Toen Thea de Vries ruim een jaar geleden startte als secretaris-directeur bij de Vervoerregio Amsterdam, had ze niet kunnen vermoeden hoe turbulent dit ov-jaar zou verlopen. Wat dat betreft draait ze op een uniek moment aan de knoppen, in een steeds minder door mannen gedomineerde sector. “Beleid dat ik jaren geleden schreef, ben ik nu aan het uitvoeren.”
Auteur Guus Puylaert- OV Magazine
Ga er maar aan staan: starten bij een ov-organisatie, uitgerekend terwijl de coronacrisis uitbreekt en je geen idee hebt wat het effect op de ov-sector zal zijn. Het was wel even wennen, erkent De Vries vanuit haar zonovergoten werkkamer met houtkachel, waar nu en dan hond of kind binnenloopt terwijl de tuin op de achtergrond zomerklaar wordt gemaakt. Maar toch kijkt ze wel terug op een succesvol eerste jaar. “Ondanks alles heeft de Vervoerregio veel bereikt. Concrete zaken zoals het corona- en metropakket, maar we hebben ook beleid ontwikkeld op het gebied van inclusieve mobiliteit en een visie op MaaS.”
De van oorsprong Friese directeur begon in april 2020 op deze leidinggevende positie bij de Vervoerregio Amsterdam. Een enorm boeiende en afwisselende functie, zegt ze. “De ene dag gaat het over beleidsmatige zaken, de andere dag over een niet-toegankelijke bushalte. Je draait aan veel knoppen, bent dagelijks bezig met lopen, fiets, ov, infrastructuur en concessieverlening.
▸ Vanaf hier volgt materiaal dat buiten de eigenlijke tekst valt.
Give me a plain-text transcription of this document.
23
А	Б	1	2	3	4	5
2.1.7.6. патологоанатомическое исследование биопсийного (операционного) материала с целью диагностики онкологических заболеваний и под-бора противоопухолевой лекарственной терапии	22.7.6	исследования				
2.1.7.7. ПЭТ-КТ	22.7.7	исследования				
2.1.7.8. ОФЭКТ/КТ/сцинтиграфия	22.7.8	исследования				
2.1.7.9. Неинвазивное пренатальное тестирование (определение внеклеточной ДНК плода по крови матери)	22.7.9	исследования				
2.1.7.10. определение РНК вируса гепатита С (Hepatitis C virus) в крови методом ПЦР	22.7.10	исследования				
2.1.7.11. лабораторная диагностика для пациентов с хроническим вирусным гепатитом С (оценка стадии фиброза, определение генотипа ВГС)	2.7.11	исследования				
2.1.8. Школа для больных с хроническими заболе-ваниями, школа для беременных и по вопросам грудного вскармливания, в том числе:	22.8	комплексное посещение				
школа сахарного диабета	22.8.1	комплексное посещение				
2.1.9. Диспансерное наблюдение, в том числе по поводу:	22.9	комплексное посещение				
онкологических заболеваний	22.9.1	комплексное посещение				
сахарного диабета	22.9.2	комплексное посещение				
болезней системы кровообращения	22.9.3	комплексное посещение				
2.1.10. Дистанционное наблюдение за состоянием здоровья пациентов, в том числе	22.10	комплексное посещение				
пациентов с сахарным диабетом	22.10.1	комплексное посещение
Deze regio telde precorona een miljoen reizigers per dag: die intensiteit zie je in weinig organisaties terug.”
Mensen mobiel houden is de essentie van de organisatie. “De coronacrisis biedt de ‘adempauze’ die het ov-systeem nodig had, maar postcorona wordt het op termijn weer veel drukker in deze metropool, in verband met de woningbouw en economische groei. Ik ben niet tegen autogebruik, maar er is hier weinig ruimte. Dus is openbaar vervoer de beste manier om afstanden af te leggen. Daarom moeten we het ov prettig en comfortabel houden.”
Hoe? “Reizigers moeten op hun app heel makkelijk de reis kunnen plannen, boeken en betalen. Maar ze moeten ook soepel kunnen overstappen in een aangenaam voertuig. Als het gaat om een goed werkend vervoersysteem, moet alles gewoon zo goed op elkaar aansluiten dat het een logische keuze is om het ov te nemen. Met technieken en data kunnen we producten steeds verder verbeteren, maar veel infrastructuur is enorm verouderd. Daarin moeten we ook investeren.”